You should now be able to exercise the Next.js app by running:

NODE_ENV=production node server.js

server.js should start an http server listening on port 3000, and forward any incoming requests to the Next.js application. To see the application in action visit http://localhost:3000/apps/nextjs-cpanel.

Deploying the Next.js application via cPanel

The components needed for the deployment to cPanel are the .next/ directory and files next.config.js, package.json and server.js. Create a suitable directory on your hosting account, e.g. /home/username/apps/nextjs-cpanel, and copy the components there.

In cPanel open the Setup Node.js App screen and click on Create Application.

Make sure you choose an appropriate Node.js version based on the version you used to build the Next.js application.

Set Application mode to Production.

The Application root needs to match the directory where you copied the applications components to, and the Application URL needs to match the baseUrl specified in the next.config.js file.

Finally the Application startup file must be set to the server.js file.

Once you have entered all required information click on the Create button.

Your application will be created and immediately launched by your web hosting provider.
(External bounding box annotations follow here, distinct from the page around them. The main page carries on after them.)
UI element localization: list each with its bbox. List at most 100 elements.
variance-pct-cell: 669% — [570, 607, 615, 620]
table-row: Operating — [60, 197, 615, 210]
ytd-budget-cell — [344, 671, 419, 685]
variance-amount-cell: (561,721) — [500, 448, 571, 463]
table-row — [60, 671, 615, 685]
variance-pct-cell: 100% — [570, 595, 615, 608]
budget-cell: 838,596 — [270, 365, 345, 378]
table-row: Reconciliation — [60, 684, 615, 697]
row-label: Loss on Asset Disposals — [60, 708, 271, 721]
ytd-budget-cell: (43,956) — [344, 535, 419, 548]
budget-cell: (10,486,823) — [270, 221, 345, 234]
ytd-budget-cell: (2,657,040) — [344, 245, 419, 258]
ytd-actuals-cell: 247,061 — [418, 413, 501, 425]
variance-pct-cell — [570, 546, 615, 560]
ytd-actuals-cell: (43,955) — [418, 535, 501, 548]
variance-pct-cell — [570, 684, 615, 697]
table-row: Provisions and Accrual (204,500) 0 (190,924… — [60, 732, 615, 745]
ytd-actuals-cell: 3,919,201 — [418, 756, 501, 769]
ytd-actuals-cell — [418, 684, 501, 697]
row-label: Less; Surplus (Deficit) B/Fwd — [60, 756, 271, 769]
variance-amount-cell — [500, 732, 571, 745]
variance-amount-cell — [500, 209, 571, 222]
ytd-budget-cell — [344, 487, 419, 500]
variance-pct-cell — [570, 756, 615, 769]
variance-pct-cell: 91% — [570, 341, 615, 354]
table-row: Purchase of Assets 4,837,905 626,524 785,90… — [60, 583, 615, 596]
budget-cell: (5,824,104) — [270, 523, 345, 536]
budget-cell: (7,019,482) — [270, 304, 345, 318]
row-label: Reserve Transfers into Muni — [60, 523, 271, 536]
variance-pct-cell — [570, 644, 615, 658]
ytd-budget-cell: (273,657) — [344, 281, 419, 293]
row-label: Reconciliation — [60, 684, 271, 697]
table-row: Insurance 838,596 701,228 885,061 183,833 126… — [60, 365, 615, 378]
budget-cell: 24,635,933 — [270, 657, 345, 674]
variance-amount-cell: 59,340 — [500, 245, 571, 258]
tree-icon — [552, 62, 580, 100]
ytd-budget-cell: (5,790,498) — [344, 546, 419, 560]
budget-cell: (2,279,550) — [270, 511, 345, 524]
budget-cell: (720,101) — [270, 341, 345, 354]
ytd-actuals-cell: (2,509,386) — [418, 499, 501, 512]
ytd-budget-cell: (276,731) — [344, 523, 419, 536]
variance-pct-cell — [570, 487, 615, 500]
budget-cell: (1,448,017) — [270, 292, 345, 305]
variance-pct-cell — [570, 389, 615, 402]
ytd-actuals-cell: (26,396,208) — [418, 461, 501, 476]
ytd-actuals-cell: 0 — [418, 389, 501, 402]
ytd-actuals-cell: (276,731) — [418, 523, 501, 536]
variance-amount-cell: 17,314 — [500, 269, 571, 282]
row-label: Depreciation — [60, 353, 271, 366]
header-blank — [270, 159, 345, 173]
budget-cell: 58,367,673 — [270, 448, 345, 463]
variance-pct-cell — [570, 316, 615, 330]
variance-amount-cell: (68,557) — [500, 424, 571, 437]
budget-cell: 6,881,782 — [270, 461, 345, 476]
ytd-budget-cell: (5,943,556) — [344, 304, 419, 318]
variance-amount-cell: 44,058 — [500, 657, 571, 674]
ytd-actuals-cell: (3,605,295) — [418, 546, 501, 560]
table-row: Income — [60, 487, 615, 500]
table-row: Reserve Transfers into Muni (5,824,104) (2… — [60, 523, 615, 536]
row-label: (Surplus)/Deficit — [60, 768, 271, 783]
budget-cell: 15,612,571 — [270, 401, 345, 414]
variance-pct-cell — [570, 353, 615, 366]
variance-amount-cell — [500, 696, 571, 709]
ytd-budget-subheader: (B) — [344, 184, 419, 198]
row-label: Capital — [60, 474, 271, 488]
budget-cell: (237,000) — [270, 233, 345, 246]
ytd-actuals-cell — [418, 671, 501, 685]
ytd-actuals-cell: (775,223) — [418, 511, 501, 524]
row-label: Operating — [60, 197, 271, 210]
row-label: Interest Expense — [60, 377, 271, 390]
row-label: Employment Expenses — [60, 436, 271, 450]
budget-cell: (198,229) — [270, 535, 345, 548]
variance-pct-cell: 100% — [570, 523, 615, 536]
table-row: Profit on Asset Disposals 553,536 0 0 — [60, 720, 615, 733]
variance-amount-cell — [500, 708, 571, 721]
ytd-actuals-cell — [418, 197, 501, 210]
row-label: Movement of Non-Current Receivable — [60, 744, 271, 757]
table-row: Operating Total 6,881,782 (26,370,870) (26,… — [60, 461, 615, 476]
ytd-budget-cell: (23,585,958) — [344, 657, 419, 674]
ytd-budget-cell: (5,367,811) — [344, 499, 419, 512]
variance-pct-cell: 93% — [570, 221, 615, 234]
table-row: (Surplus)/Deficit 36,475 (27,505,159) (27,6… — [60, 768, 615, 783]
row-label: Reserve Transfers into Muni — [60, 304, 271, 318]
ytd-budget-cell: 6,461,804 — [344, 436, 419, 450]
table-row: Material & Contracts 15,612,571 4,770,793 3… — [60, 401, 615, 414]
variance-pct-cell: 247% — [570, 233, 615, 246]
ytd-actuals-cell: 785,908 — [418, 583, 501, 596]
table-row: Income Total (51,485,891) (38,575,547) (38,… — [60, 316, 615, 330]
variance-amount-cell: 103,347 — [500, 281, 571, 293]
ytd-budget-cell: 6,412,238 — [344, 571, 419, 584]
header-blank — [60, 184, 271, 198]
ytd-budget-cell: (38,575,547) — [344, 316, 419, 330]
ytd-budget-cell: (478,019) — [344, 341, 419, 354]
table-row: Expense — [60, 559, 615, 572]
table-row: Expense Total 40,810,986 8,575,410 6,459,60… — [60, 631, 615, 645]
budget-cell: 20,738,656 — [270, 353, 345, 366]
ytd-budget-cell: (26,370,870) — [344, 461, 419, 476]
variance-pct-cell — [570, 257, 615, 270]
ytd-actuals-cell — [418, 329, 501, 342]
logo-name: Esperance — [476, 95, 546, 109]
However the application will fail to run since we haven’t yet installed our dependencies.

Click on the Stop App button and then click Run NPM Install to download dependencies to the node_modules directory.

Once all dependencies are installed click on Start App to restart your application and then open visit the Application URL in your browser.

Too many redirects

If when visiting your new Next.js web application you see an error page similar to the above it means the browser has been redirected too many times.

If we check the Network tab in the browser’s developer tools (F12) we can see that the browser was redirected back and forth between /apps/nextjs-cpanel and /apps/nextjs-cpanel/. The difference is the trailing slash in the requested path.

In the above case, something in the processing chain – such as the hosting provider’s web-server – is redirecting the browser to an address which includes the trailing slash. Our Next.js application won’t see the request until the browser visits us again with the modified address.

By default Next.js is configured to redirect browsers to addresses with the trailing slash removed. Therefore when Next.js is eventually called to handle the browser request it immediately instructs the browser to redirect to the same address, but without the trailing slash.

The browser simply follows the redirects until the maximum redirect count is reached and then displays an error.

To resolve this issue we must stop one of the parties responsible for redirects from doing so. To stop Next.js from removing trailing slashes modify next.config.js to have the following content:

module.exports = {
    basePath: '/apps/nextjs-cpanel',
    trailingSlash: true
}

Rebuild the application, redeploy to hosting server and restart the Node.js application.

You should now be able to visit the application without hitting the too-many redirects error.